Action Algebra - Examples

Examples

Any Heyting algebra (and hence any Boolean algebra) is made an action algebra by taking • to be ∧ and a* = 1. This is necessary and sufficient for star because the top element 1 of a Heyting algebra is its only reflexive element, and is transitive as well as greater or equal to every element of the algebra.

The set 2Σ* of all formal languages (sets of finite strings) over an alphabet Σ forms an action algebra with 0 as the empty set, 1 = {ε}, ∨ as union, • as concatenation, L←M as the set of all strings x such that xM ⊆ L (and dually for M→L), and L* as the set of all strings of strings in L (Kleene closure).

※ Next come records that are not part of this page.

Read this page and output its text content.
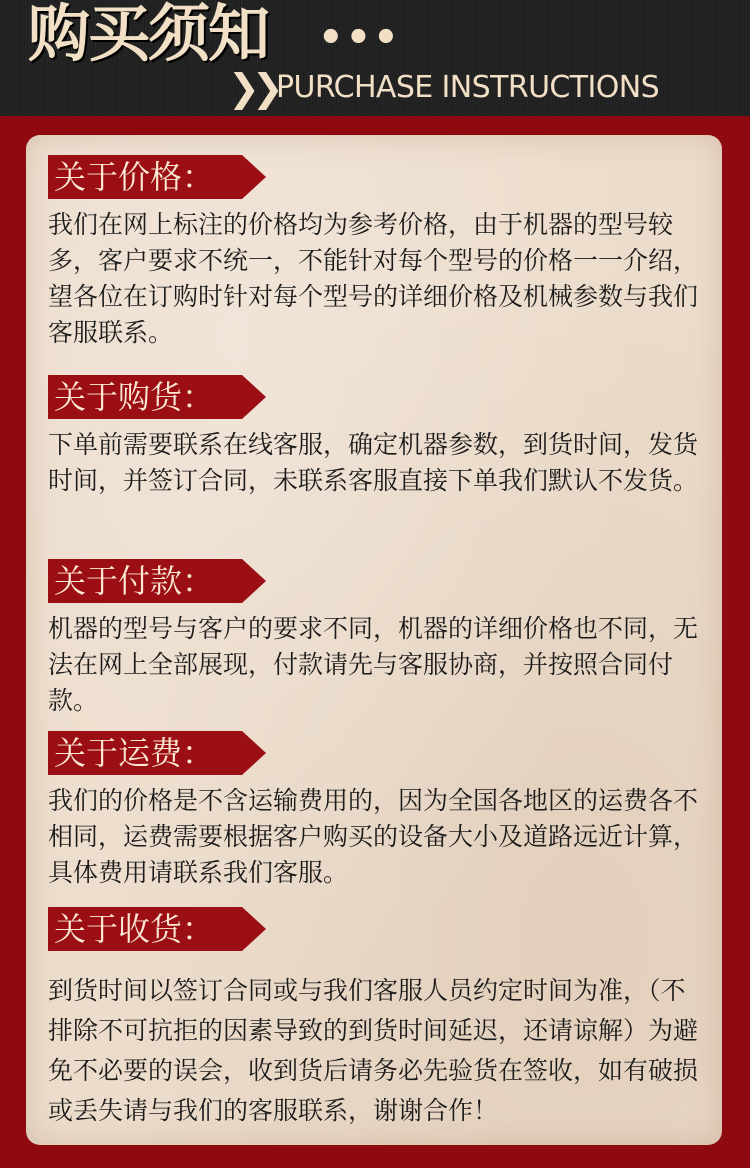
购买须知 •••
❯❯ PURCHASE INSTRUCTIONS
关于价格：

我们在网上标注的价格均为参考价格，由于机器的型号较多，客户要求不统一，不能针对每个型号的价格一一介绍，望各位在订购时针对每个型号的详细价格及机械参数与我们客服联系。

关于购货：

下单前需要联系在线客服，确定机器参数，到货时间，发货时间，并签订合同，未联系客服直接下单我们默认不发货。

关于付款：

机器的型号与客户的要求不同，机器的详细价格也不同，无法在网上全部展现，付款请先与客服协商，并按照合同付款。

关于运费：

我们的价格是不含运输费用的，因为全国各地区的运费各不相同，运费需要根据客户购买的设备大小及道路远近计算，具体费用请联系我们客服。

关于收货：

到货时间以签订合同或与我们客服人员约定时间为准，（不排除不可抗拒的因素导致的到货时间延迟，还请谅解）为避免不必要的误会，收到货后请务必先验货在签收，如有破损或丢失请与我们的客服联系，谢谢合作！
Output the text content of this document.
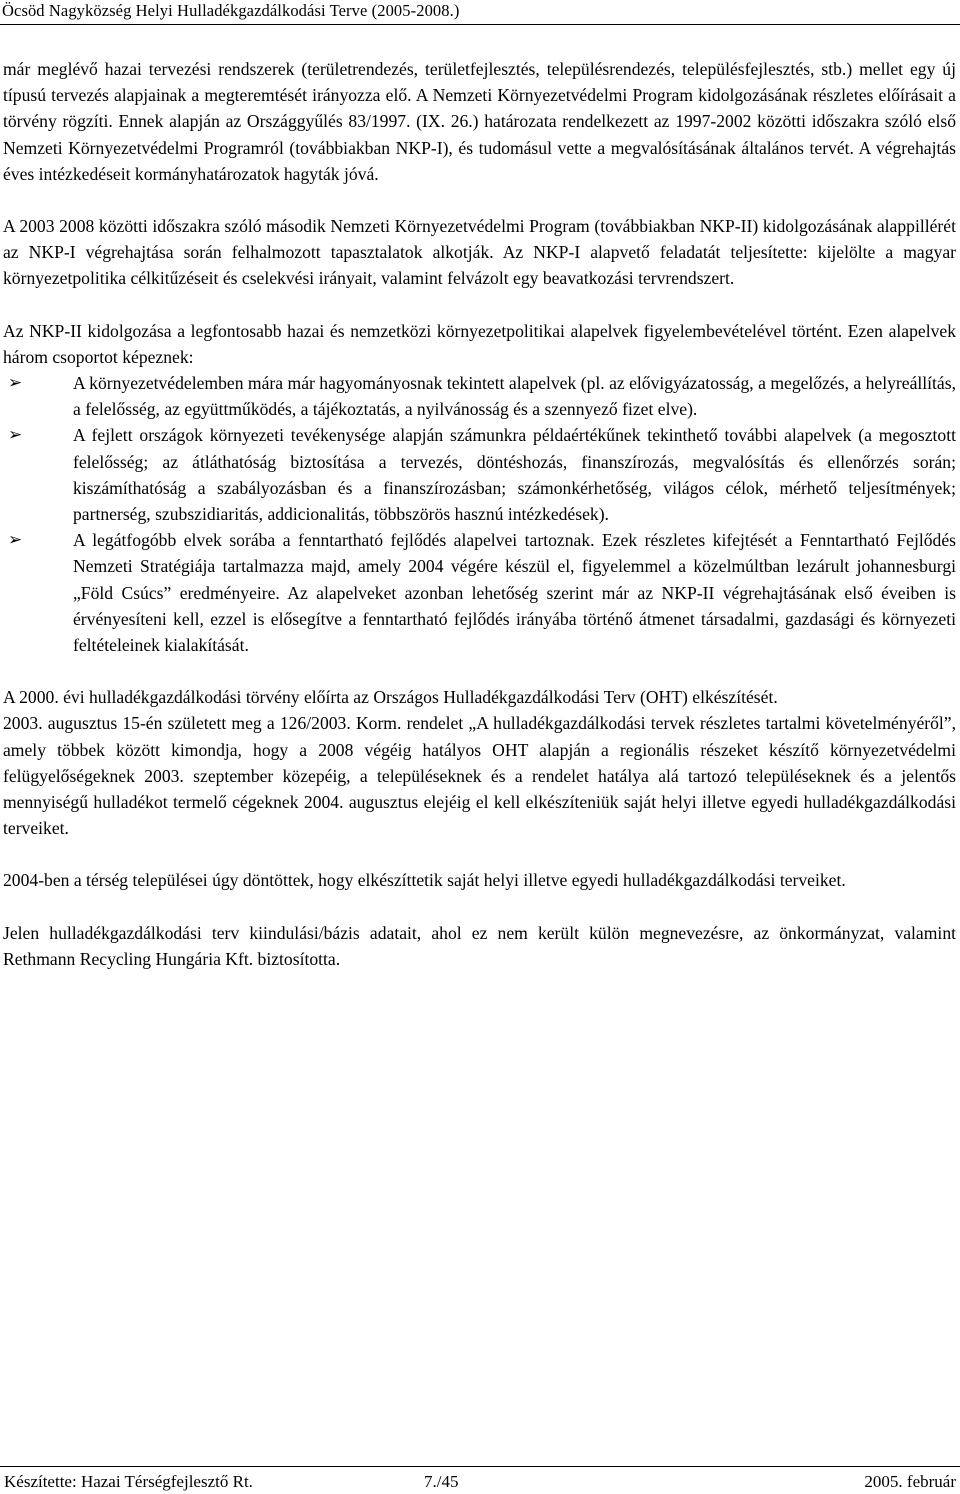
Öcsöd Nagyközség Helyi Hulladékgazdálkodási Terve (2005-2008.)

már meglévő hazai tervezési rendszerek (területrendezés, területfejlesztés, településrendezés, településfejlesztés, stb.) mellet egy új típusú tervezés alapjainak a megteremtését irányozza elő. A Nemzeti Környezetvédelmi Program kidolgozásának részletes előírásait a törvény rögzíti. Ennek alapján az Országgyűlés 83/1997. (IX. 26.) határozata rendelkezett az 1997-2002 közötti időszakra szóló első Nemzeti Környezetvédelmi Programról (továbbiakban NKP-I), és tudomásul vette a megvalósításának általános tervét. A végrehajtás éves intézkedéseit kormányhatározatok hagyták jóvá.

A 2003 2008 közötti időszakra szóló második Nemzeti Környezetvédelmi Program (továbbiakban NKP-II) kidolgozásának alappillérét az NKP-I végrehajtása során felhalmozott tapasztalatok alkotják. Az NKP-I alapvető feladatát teljesítette: kijelölte a magyar környezetpolitika célkitűzéseit és cselekvési irányait, valamint felvázolt egy beavatkozási tervrendszert.

Az NKP-II kidolgozása a legfontosabb hazai és nemzetközi környezetpolitikai alapelvek figyelembevételével történt. Ezen alapelvek három csoportot képeznek:

➢	A környezetvédelemben mára már hagyományosnak tekintett alapelvek (pl. az elővigyázatosság, a megelőzés, a helyreállítás, a felelősség, az együttműködés, a tájékoztatás, a nyilvánosság és a szennyező fizet elve).
➢	A fejlett országok környezeti tevékenysége alapján számunkra példaértékűnek tekinthető további alapelvek (a megosztott felelősség; az átláthatóság biztosítása a tervezés, döntéshozás, finanszírozás, megvalósítás és ellenőrzés során; kiszámíthatóság a szabályozásban és a finanszírozásban; számonkérhetőség, világos célok, mérhető teljesítmények; partnerség, szubszidiaritás, addicionalitás, többszörös hasznú intézkedések).
➢	A legátfogóbb elvek sorába a fenntartható fejlődés alapelvei tartoznak. Ezek részletes kifejtését a Fenntartható Fejlődés Nemzeti Stratégiája tartalmazza majd, amely 2004 végére készül el, figyelemmel a közelmúltban lezárult johannesburgi „Föld Csúcs” eredményeire. Az alapelveket azonban lehetőség szerint már az NKP-II végrehajtásának első éveiben is érvényesíteni kell, ezzel is elősegítve a fenntartható fejlődés irányába történő átmenet társadalmi, gazdasági és környezeti feltételeinek kialakítását.

A 2000. évi hulladékgazdálkodási törvény előírta az Országos Hulladékgazdálkodási Terv (OHT) elkészítését.

2003. augusztus 15-én született meg a 126/2003. Korm. rendelet „A hulladékgazdálkodási tervek részletes tartalmi követelményéről”, amely többek között kimondja, hogy a 2008 végéig hatályos OHT alapján a regionális részeket készítő környezetvédelmi felügyelőségeknek 2003. szeptember közepéig, a településeknek és a rendelet hatálya alá tartozó településeknek és a jelentős mennyiségű hulladékot termelő cégeknek 2004. augusztus elejéig el kell elkészíteniük saját helyi illetve egyedi hulladékgazdálkodási terveiket.

2004-ben a térség települései úgy döntöttek, hogy elkészíttetik saját helyi illetve egyedi hulladékgazdálkodási terveiket.

Jelen hulladékgazdálkodási terv kiindulási/bázis adatait, ahol ez nem került külön megnevezésre, az önkormányzat, valamint Rethmann Recycling Hungária Kft. biztosította.

Készítette: Hazai Térségfejlesztő Rt.	7./45	2005. február
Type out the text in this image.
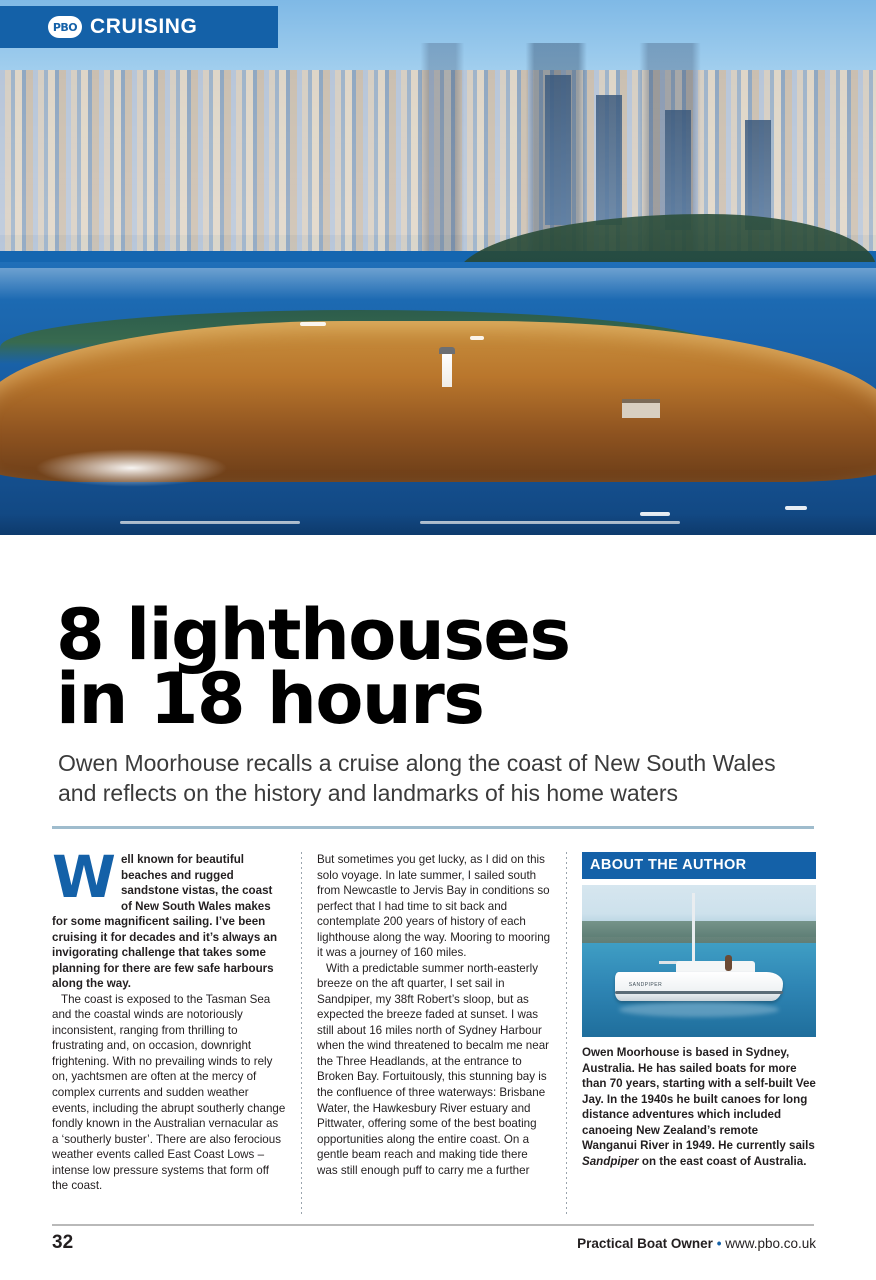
PBO CRUISING
8 lighthouses
in 18 hours
Owen Moorhouse recalls a cruise along the coast of New South Wales and reflects on the history and landmarks of his home waters

W ell known for beautiful beaches and rugged sandstone vistas, the coast of New South Wales makes for some magnificent sailing. I’ve been cruising it for decades and it’s always an invigorating challenge that takes some planning for there are few safe harbours along the way.

The coast is exposed to the Tasman Sea and the coastal winds are notoriously inconsistent, ranging from thrilling to frustrating and, on occasion, downright frightening. With no prevailing winds to rely on, yachtsmen are often at the mercy of complex currents and sudden weather events, including the abrupt southerly change fondly known in the Australian vernacular as a ‘southerly buster’. There are also ferocious weather events called East Coast Lows – intense low pressure systems that form off the coast.

But sometimes you get lucky, as I did on this solo voyage. In late summer, I sailed south from Newcastle to Jervis Bay in conditions so perfect that I had time to sit back and contemplate 200 years of history of each lighthouse along the way. Mooring to mooring it was a journey of 160 miles.

With a predictable summer north-easterly breeze on the aft quarter, I set sail in Sandpiper, my 38ft Robert’s sloop, but as expected the breeze faded at sunset. I was still about 16 miles north of Sydney Harbour when the wind threatened to becalm me near the Three Headlands, at the entrance to Broken Bay. Fortuitously, this stunning bay is the confluence of three waterways: Brisbane Water, the Hawkesbury River estuary and Pittwater, offering some of the best boating opportunities along the entire coast. On a gentle beam reach and making tide there was still enough puff to carry me a further

ABOUT THE AUTHOR
SANDPIPER
Owen Moorhouse is based in Sydney, Australia. He has sailed boats for more than 70 years, starting with a self-built Vee Jay. In the 1940s he built canoes for long distance adventures which included canoeing New Zealand’s remote Wanganui River in 1949. He currently sails Sandpiper on the east coast of Australia.
32	Practical Boat Owner • www.pbo.co.uk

The set 2X² of all binary relations on a set X forms an action algebra with 0 as the empty relation, 1 as the identity relation or equality, ∨ as union, • as relation composition, R←S as the relation consisting of all pairs (x,y) such that for all z in X, ySz implies xRz (and dually for S→R), and R* as the reflexive transitive closure of R, defined as the union over all relations Rn for integers n ≥ 0.

The two preceding examples are power sets, which are Boolean algebras under the usual set theoretic operations of union, intersection, and complement. This justifies calling them Boolean action algebras. The relational example constitutes a relation algebra equipped with an operation of reflexive transitive closure. Note that every Boolean algebra is a Heyting algebra and therefore an action algebra by virtue of being an instance of the first example.